Functional Nanoparticles: Experiments, modeling, simulation
Nanoparticles and their clusters show new and interesting properties different from bulk
materials due to their extremely small size (diameter) and large specific
surface area. It is thus critical to understand the variables that control
its formation leading to a desired property. Control of nanoparticle size,
size distribution and particle-cluster formation is the first step in all these applications.
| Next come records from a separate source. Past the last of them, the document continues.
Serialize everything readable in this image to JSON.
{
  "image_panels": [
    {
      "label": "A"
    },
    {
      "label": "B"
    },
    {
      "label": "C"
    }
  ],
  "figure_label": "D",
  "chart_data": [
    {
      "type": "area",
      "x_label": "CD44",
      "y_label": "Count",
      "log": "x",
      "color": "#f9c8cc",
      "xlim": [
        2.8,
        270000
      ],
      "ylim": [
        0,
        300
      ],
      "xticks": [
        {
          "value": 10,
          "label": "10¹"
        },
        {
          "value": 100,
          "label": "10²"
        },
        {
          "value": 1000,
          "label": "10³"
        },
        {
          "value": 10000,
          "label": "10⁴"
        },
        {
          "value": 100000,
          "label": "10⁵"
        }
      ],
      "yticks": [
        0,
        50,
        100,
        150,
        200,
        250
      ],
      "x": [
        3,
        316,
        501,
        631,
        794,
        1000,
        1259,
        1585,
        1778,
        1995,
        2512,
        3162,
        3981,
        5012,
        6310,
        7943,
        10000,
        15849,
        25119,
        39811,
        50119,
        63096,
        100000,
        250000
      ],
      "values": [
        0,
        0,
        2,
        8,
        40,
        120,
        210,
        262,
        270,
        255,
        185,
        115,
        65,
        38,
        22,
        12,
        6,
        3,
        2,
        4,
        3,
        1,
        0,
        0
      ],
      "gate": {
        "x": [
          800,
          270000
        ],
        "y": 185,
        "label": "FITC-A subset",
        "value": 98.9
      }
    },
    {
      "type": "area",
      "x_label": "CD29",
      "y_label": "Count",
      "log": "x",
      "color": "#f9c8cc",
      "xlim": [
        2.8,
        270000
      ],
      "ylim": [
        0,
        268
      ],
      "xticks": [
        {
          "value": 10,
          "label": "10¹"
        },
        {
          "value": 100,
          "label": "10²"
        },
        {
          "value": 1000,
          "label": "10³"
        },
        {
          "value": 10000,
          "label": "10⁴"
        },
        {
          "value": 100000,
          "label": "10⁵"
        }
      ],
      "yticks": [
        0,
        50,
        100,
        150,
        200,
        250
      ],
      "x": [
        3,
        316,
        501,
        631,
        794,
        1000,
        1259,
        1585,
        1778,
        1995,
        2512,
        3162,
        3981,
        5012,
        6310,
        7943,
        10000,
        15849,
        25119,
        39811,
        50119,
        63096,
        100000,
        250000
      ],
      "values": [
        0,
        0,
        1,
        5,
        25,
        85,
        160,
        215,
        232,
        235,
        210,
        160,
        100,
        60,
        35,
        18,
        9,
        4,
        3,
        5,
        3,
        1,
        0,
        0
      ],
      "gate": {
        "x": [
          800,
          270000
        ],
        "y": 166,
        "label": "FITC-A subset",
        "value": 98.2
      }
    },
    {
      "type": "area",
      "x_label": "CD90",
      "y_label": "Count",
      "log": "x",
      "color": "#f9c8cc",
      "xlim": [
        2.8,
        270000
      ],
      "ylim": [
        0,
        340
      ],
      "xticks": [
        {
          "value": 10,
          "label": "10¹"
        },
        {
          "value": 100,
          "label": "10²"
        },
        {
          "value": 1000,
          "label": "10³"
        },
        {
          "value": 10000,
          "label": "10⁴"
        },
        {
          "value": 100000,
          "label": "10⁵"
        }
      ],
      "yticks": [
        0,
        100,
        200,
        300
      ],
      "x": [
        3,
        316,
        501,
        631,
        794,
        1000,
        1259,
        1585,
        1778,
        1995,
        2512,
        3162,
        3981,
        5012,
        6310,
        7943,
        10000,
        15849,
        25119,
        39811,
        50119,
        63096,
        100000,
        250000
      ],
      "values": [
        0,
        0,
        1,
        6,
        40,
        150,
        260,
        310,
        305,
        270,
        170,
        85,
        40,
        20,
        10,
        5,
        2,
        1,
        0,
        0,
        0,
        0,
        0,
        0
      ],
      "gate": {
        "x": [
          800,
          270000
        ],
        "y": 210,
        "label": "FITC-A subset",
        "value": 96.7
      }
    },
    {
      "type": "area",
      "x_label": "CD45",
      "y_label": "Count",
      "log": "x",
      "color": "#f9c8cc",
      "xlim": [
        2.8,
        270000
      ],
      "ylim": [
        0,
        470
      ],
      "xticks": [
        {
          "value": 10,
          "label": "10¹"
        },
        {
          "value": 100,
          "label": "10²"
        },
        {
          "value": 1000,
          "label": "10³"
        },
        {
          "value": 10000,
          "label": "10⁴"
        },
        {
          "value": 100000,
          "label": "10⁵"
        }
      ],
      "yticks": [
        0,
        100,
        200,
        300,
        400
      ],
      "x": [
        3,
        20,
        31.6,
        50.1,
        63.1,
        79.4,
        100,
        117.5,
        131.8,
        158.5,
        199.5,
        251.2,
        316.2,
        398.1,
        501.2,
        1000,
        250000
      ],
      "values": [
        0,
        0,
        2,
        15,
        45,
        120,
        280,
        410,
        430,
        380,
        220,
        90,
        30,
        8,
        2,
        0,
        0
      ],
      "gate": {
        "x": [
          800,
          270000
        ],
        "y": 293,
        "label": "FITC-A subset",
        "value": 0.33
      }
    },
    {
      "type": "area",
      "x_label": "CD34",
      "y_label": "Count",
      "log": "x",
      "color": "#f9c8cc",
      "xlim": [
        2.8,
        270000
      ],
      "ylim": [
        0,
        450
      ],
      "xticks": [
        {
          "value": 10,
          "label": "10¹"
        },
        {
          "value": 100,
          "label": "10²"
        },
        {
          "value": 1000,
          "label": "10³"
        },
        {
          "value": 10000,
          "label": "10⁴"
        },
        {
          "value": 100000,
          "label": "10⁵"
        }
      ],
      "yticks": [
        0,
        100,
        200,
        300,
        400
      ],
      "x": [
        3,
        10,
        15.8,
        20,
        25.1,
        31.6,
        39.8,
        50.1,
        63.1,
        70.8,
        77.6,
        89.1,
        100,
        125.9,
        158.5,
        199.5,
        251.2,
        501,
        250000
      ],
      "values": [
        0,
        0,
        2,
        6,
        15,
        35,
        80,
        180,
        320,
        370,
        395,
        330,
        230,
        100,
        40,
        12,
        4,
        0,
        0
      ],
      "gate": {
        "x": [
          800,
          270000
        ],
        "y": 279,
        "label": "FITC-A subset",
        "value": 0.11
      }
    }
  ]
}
To gain
further insight into the mechanism of formation of nanoparticles and its clusters, we will
first look at the way individual nanoparticles form by processes like mass transfer, reaction,
nucleation, Brownian collision, surface growth, coagulation and Ostwald
ripening, followed by interparticle forces leading to clusters of particles.
With the mechanism in place, we will build on our existing mathematical
models and computer simulation programmes, and also carry out experiments,
involving complex nanostructures, like core-shell nanoparticles, nanorods
etc. Copper/silver and iron oxide/zinc oxide/silica nanoparticles will be considered as typical model
systems, since we are already developing them for either water purification
devices or for drug delivery studies, respectively. Thus, one can only do a
computational research (using molecular dynamics, population balance or
kinetic Monte Carlo) or do a combination of experiments and modeling.
There would be scope to use the model and simulation predictions with
experimental data for improving these important applications of nanotechnology.